Ok, it seems the problem is in the additional arguments to my_STS_Function as stated in your apply function call (as you have defined it with only one parameter). The date range is being passed as an additional parameter to that function, and R is complaining that it is unused (a vector of 1185 elements it seems). Are you rather trying to pull a subset of the rows restricted by date range first, then wishing to apply the my_STS_Function? I'd have to think a bit on an exact solution to that.
Sorry - I did my working out in the comments there. A possible solution is this:
subSet <- Adataset[Adataset[,1] %in% seq(StartDate:EndDate),][order(na.exclude(match(Adataset[,1], seq(StartData,EndDate))),]

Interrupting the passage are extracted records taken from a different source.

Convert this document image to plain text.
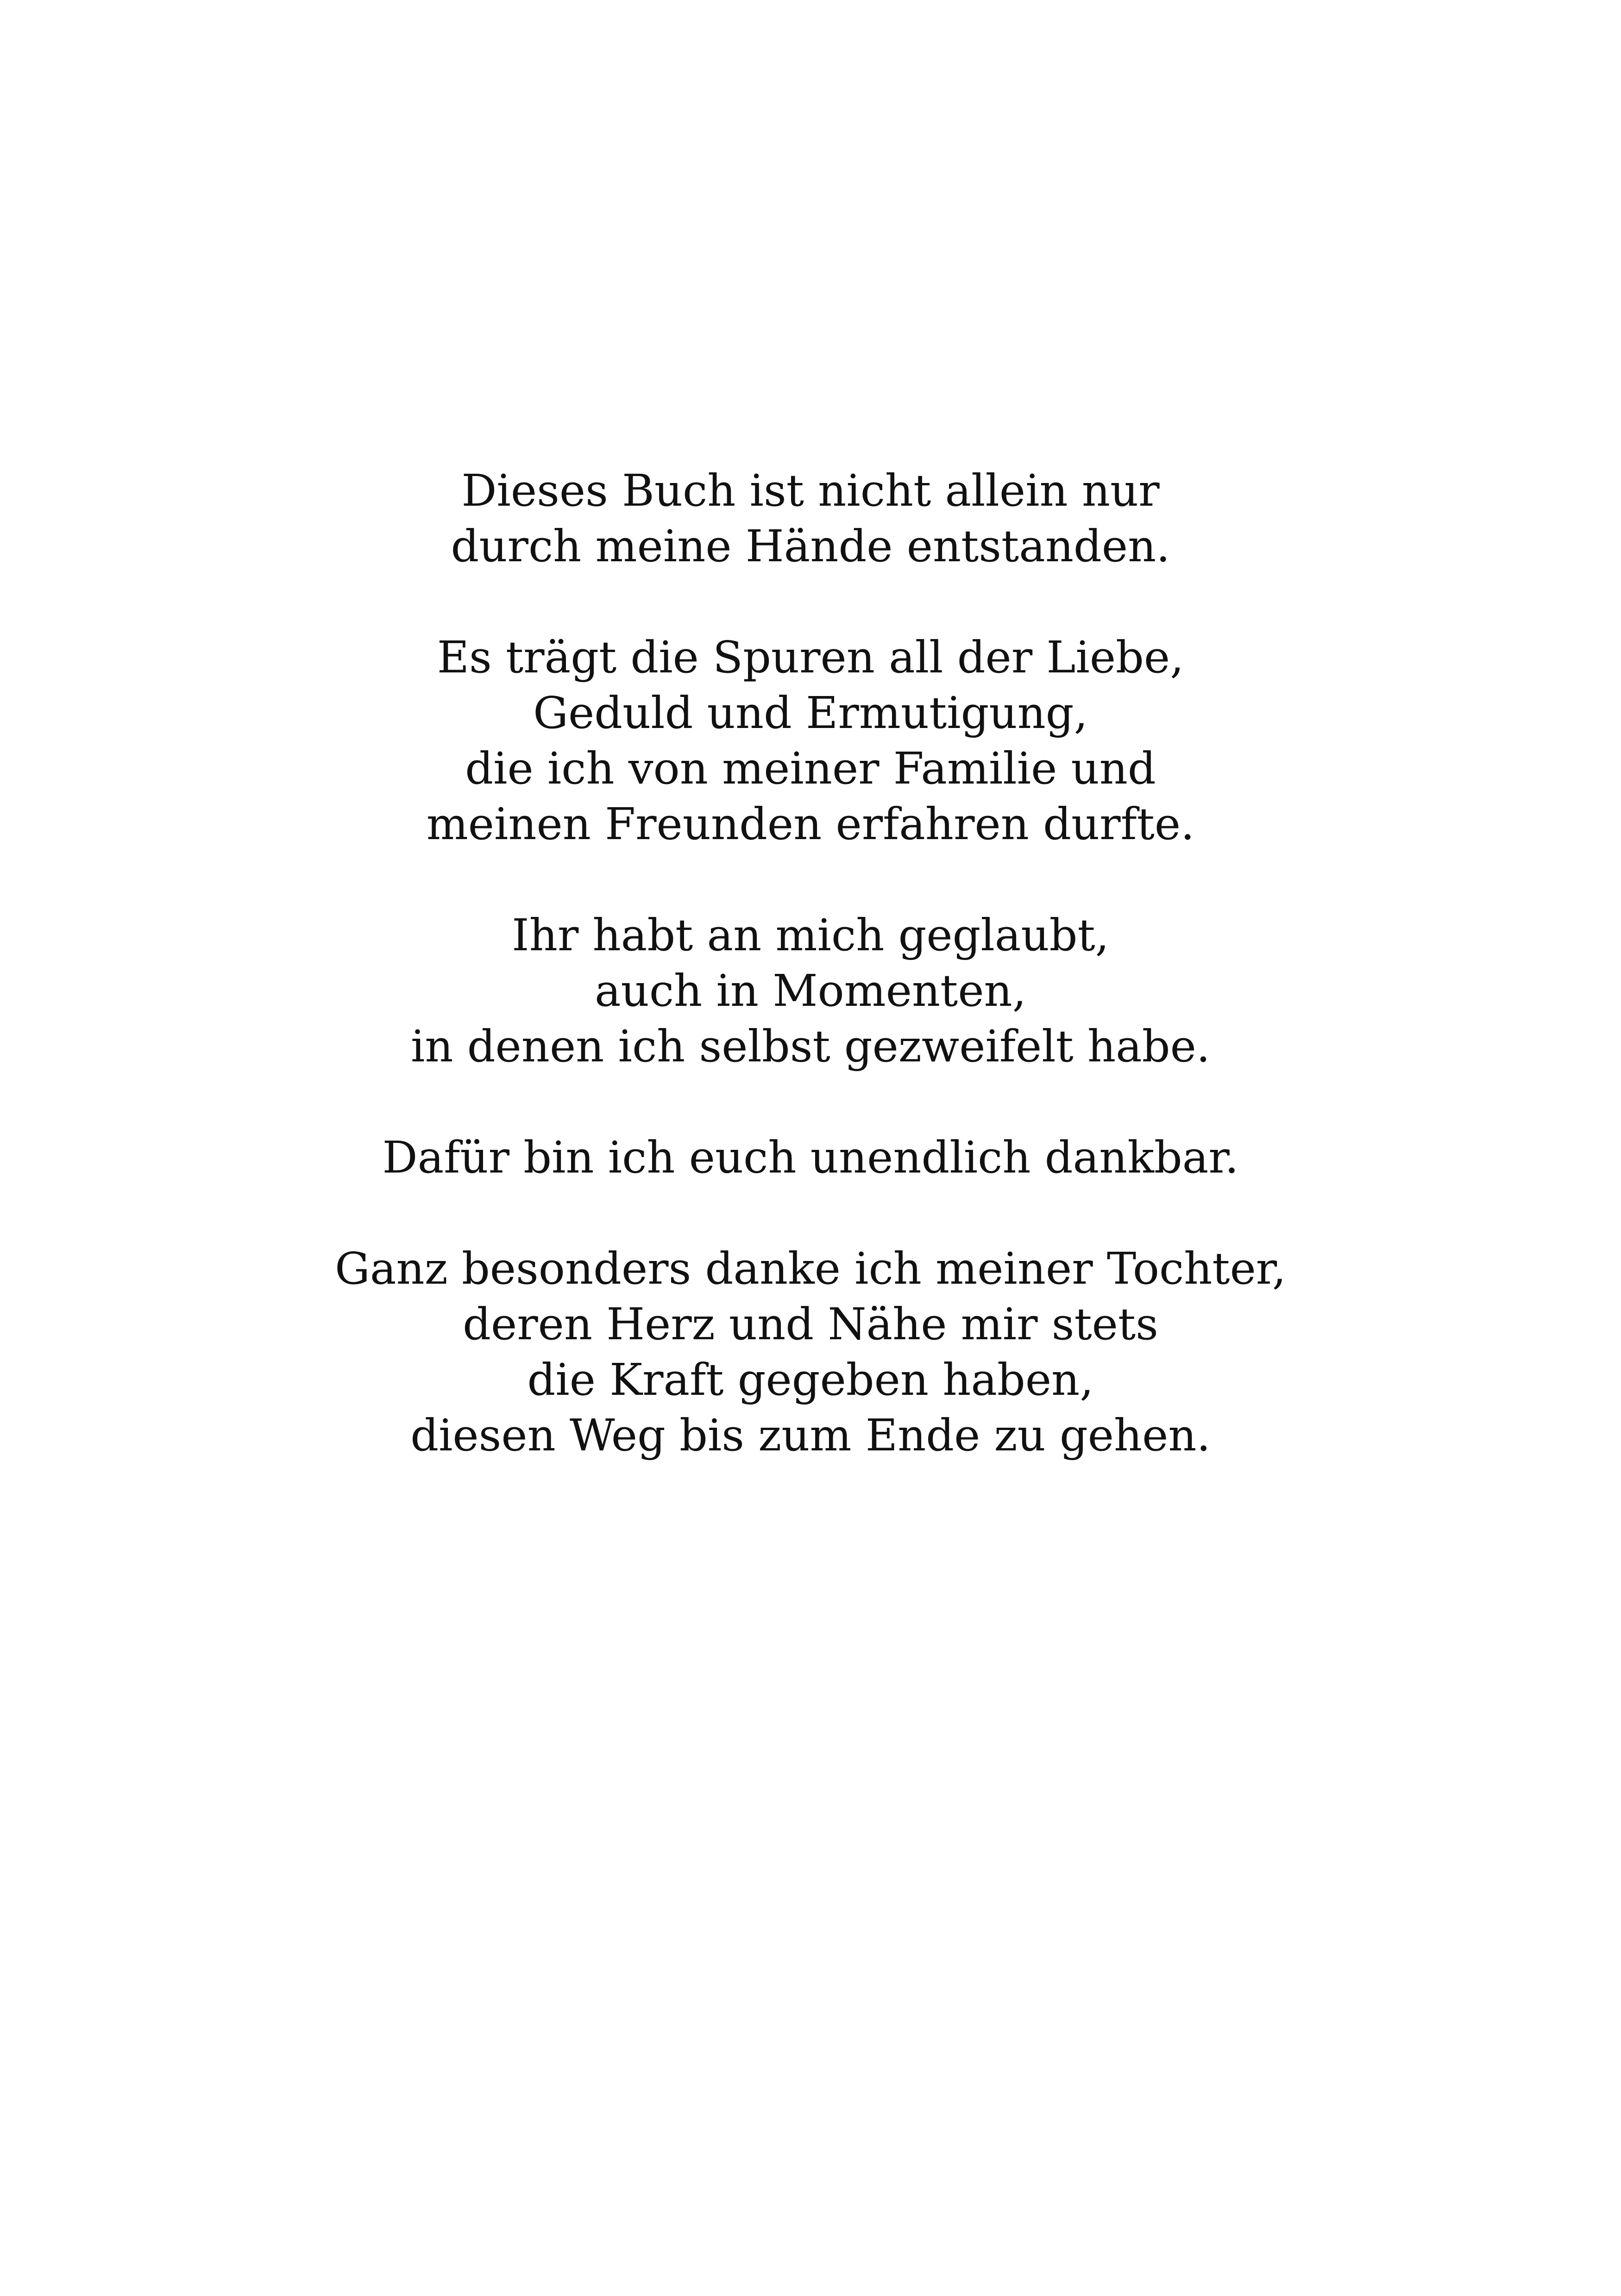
Dieses Buch ist nicht allein nur
durch meine Hände entstanden.

Es trägt die Spuren all der Liebe,
Geduld und Ermutigung,
die ich von meiner Familie und
meinen Freunden erfahren durfte.

Ihr habt an mich geglaubt,
auch in Momenten,
in denen ich selbst gezweifelt habe.

Dafür bin ich euch unendlich dankbar.

Ganz besonders danke ich meiner Tochter,
deren Herz und Nähe mir stets
die Kraft gegeben haben,
diesen Weg bis zum Ende zu gehen.
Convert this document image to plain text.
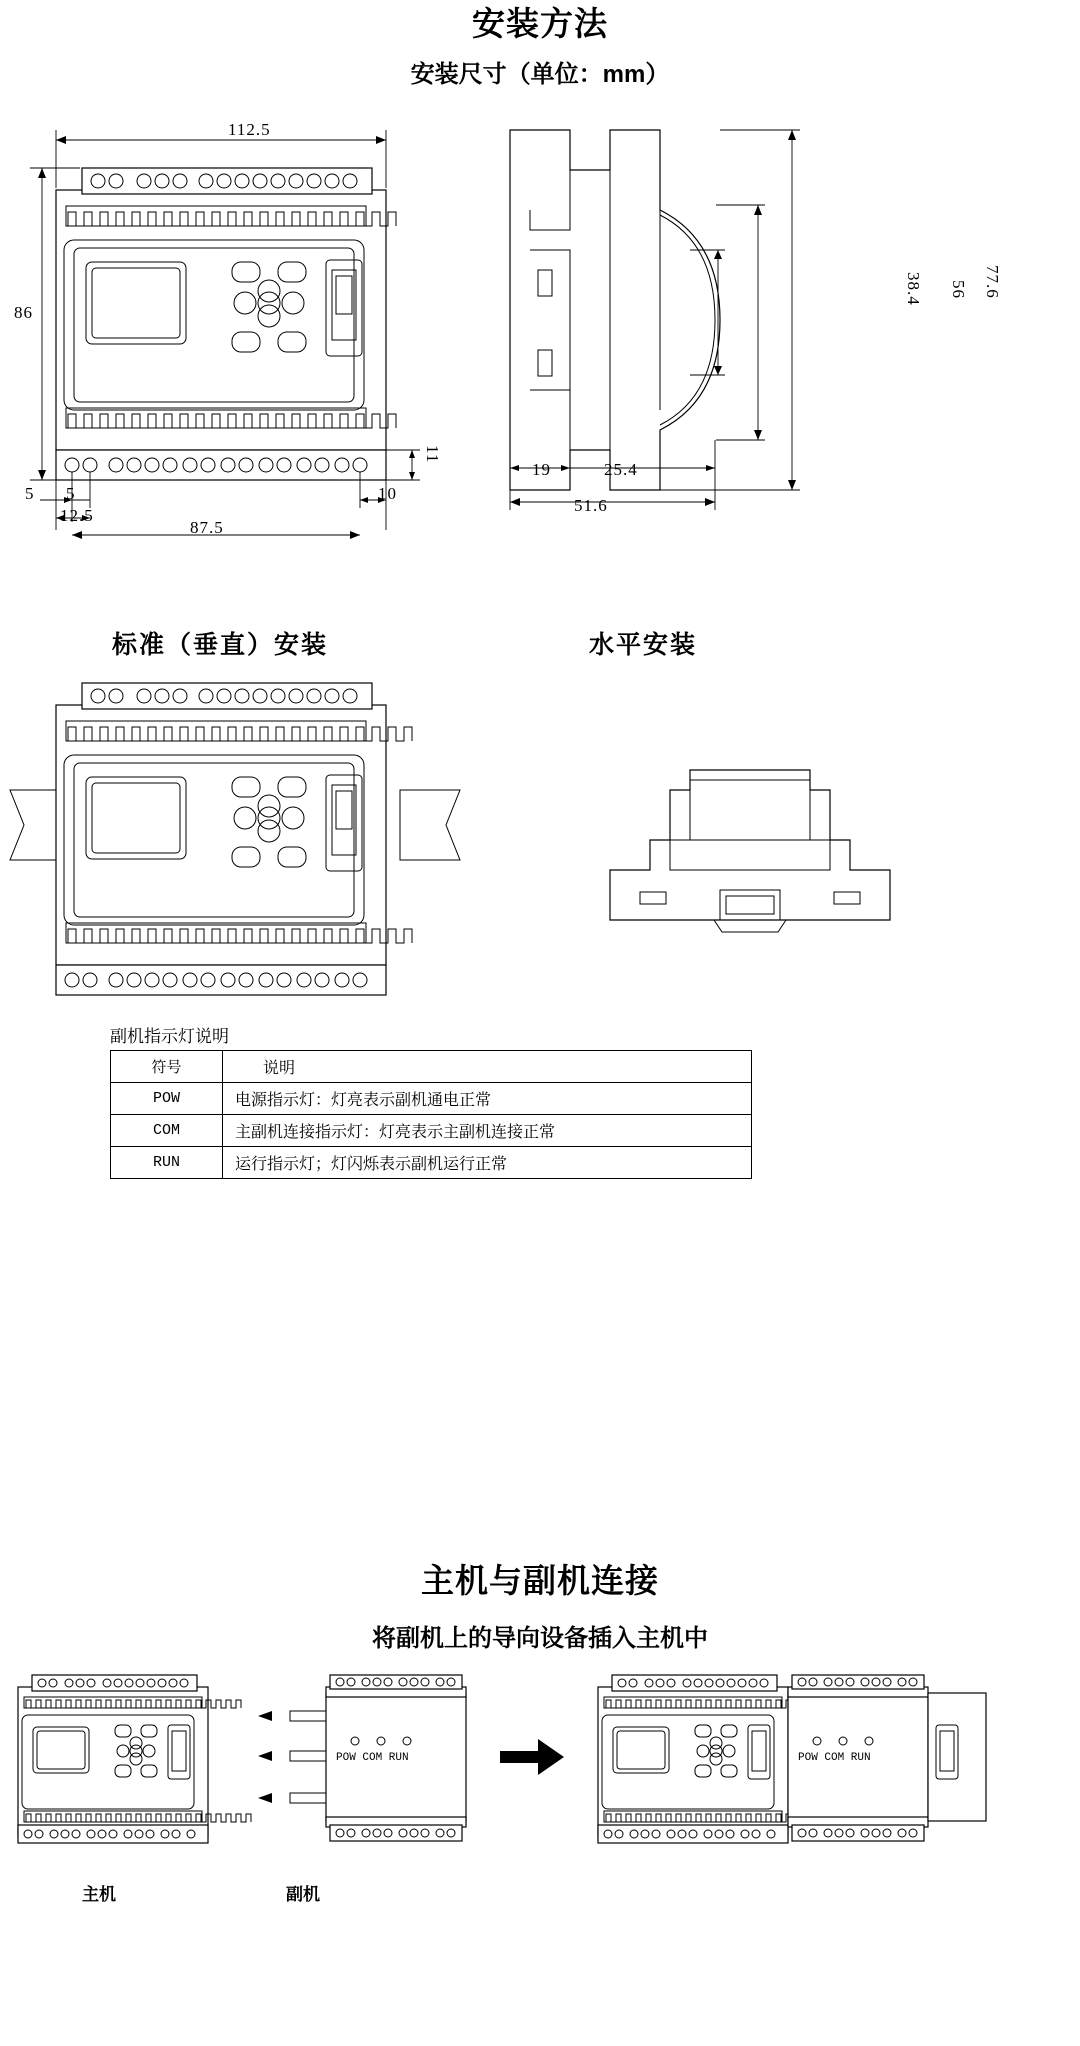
安装方法
安装尺寸（单位：mm）
112.5
86
11
5 5	10
12.5
87.5
38.4 56 77.6
19	25.4
51.6
标准（垂直）安装	水平安装
副机指示灯说明
符号	说明
POW	电源指示灯：灯亮表示副机通电正常
COM	主副机连接指示灯：灯亮表示主副机连接正常
RUN	运行指示灯；灯闪烁表示副机运行正常
主机与副机连接
将副机上的导向设备插入主机中
POW COM RUN	POW COM RUN
主机	副机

Adapted from the answer in this question:
R select rows in matrix from another vector (match, %in)
Adding this as a new answer as the previous one was getting confused. A previous commenter was correct, there are bugs in your code, but they aren't a sticking point.
My updated approach was to use seq.Date to generate the date sequence (only works if you have a data point for each day between the start and end - though you could use na.exclude as above):
dates = seq.Date(as.Date(StartDate),as.Date(EndDate),"days")
You then use this as the input to apply, with some munging of types to get things working correctly (I've done this with a lamda function):
mySTSResult <- apply(as.matrix(dates), 1, function(x) {class(x) <- "Date"; my_STS_Function(x)})
Then hopefully you should have a vector of the results, and you should be able to do something similar for LTS, and then manipulate that into another column in your original data frame/matrix.